Wednesday, March 07, 2007

Telepod

In one of the older posts, the Telepod was introduced. It is essentially a hemispherical pod on three legs, that allows for the park visitor - or anyone who is within its vicinity when it is placed in any part of the city - to experience media content that is immersive, and shown on the internal surface of its hemispherical top.

While the experience may be likened to being beneath a miniature Imax theatre, the means of information display is different. Conventional Imax theatres can accommodate for custom projectors due to their sheer size; the Telepod, which has limited standing room beneath (good for two or three heads), employs OLED (Organic Light Emitting Diode) technology instead. Using OLEDs removes the need for a projector, and allows for the projection surface to be malleable onto the hemispherical surface.

Projection/screen diagram of an Imax theatre, image courtesy of How Stuff Works.

The original intention of the Telepod were twofold:

1 As temporal shelters on the surface of the LA State Historic Park, where casual visitors can passively engage in media playback, on the park surface.

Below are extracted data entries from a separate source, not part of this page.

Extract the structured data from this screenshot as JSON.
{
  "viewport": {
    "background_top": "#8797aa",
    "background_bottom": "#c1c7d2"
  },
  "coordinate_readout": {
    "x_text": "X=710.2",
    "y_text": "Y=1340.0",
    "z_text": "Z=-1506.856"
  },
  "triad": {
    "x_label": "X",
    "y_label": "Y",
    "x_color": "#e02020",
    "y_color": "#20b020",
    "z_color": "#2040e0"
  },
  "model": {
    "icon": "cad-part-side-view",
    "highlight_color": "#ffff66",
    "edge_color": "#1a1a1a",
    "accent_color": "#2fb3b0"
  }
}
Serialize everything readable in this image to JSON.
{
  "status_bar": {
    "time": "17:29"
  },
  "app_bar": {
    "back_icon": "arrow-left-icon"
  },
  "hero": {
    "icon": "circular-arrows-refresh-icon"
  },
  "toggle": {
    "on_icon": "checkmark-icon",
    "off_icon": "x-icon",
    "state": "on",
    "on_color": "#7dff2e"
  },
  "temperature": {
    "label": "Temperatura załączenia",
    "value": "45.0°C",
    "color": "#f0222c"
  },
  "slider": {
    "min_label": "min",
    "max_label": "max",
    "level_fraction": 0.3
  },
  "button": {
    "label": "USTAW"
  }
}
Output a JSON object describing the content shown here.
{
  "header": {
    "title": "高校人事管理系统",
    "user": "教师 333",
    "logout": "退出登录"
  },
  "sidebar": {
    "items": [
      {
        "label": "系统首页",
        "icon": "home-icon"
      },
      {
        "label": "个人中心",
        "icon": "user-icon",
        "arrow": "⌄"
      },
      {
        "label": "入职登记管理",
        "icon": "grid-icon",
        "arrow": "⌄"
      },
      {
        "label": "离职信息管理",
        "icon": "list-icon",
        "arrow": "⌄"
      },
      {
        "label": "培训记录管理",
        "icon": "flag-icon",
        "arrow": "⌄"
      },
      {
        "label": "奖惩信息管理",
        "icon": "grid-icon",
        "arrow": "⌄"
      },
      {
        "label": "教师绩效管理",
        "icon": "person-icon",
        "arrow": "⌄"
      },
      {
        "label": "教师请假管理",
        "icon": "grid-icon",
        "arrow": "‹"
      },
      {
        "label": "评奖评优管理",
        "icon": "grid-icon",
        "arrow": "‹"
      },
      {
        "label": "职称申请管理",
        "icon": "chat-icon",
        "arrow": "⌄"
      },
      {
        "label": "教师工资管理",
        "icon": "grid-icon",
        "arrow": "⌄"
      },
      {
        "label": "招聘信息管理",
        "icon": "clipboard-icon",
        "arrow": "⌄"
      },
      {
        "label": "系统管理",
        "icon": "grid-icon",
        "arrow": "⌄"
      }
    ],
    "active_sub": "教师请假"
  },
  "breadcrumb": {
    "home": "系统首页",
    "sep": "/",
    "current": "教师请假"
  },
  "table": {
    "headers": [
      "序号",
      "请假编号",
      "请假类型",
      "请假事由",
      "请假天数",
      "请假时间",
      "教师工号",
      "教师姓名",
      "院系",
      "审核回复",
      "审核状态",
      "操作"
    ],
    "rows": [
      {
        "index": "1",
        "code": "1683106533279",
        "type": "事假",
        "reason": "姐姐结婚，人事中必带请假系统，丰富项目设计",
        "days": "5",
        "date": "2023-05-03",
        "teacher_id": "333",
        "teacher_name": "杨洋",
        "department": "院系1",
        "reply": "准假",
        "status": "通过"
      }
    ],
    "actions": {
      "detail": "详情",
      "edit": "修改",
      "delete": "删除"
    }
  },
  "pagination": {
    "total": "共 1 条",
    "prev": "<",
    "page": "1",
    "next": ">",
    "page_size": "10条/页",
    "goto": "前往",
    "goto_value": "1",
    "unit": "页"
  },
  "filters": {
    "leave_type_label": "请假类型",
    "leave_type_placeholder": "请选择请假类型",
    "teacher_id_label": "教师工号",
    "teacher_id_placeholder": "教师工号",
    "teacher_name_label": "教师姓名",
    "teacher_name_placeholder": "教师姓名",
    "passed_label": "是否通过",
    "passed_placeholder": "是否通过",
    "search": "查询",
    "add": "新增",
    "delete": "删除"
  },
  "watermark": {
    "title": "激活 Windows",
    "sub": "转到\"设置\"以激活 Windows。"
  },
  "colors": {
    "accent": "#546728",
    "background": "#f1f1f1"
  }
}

2 To allow for different parts of the city to experience the media content that is based in the LA State Historic Park. Thus, content that is generated (and stored in the downtown repository) can be played, via cable internet (or wi-fi where applicable), on the screens of these pods.


Their relatively simple structure and ease of portability allows for their distribution across the city, at news-stands, public parks, public libraries, bus stands and other spaces of temporal transit. This creates for multiple dialogues between the central park and points of the city extraneous to the park itself.

The media experience in the park, as such, extends beyond the physical boundaries of the park itself. This, at some level, bolsters the thesis intention of experiencing the city as an entity that goes beyond the bounds of physical infrastructure.

Tuesday, March 06, 2007

Evolution of the Reading of the City vs. Convergence Technology


The above sketch (click to enlarge) is an illustration of the evolution of the reading of the city with respect to the employment of convergence media. The top part of the sketch shows a timeline, which corresponds to a series of four sketches depicting how a city is read.

1 The first sketch illustrates how the current (generic) city is read, as a system of nodes, junctions, cross-streets (particularly in Los Angeles). The reading of the city obeys its physical infrastructure. Its urban forces - e.g. traffic flows, pedestrian circulation patterns, economic patterns arising from the accessibility of shop-fronts, and so on - can directly be mapped onto their relative positions with respect to these infrastructures.

2 The second sketch depicts the evolution of that urban environment after physical densification, which Los Angeles is employing as a strategy of connecting the "piecemeal" city. Yet, even while densification occurs, the existing infrastructures continue to bound the city, and the city continues to be read as an environment which is defined by existing physical boundaries.

3 With the introduction of GPS, cellphone and ubiquitous computing technologies, and the continued densification of the city, the urban environment continues to become more undefined. The difference is this - the physical city begins to lose its significance once the city is read as a series of nodal points, with GPS systems. The sense of hierarchy in the city becomes diluted, as locations are defined by vectorial relationships, coordinates, relative positions between points.

It is at this juncture that the Remapping LA project becomes highly relevant. The use of convergent technologies, coupled with the provision of the LA State Historic Park as the central media park, is definitive of the urban scenario where experiencing the city through media becomes as significant as navigating/reading the city through its physicality.

And as new media experiences are created, via the architectural employment of media environments, a new layer is added onto the city.

The involvement of the end-user as a contributor to that layer of the city, in effect, empowers the public. As it is human nature to control one's environment, this represents a channel for one to create a change in the mediascape that he experiences.

4 A continued trend of the employment and wide usage of convergence technologies would lead to a city whose hierarchies become dissolved, and whose urban environment is read through layers of media and "metadata".

Note: The sketches of the "evolution of the city" is an adaptation of Chip City, an architectural thesis project done at the Berlage Institute, published in Hunch 5. While the project in does not draw directly from the Chip City project, the parallels in the "spirit of the age" with regards to the role of convergence technology in the experience and interpretation of an urban environment cannot be denied.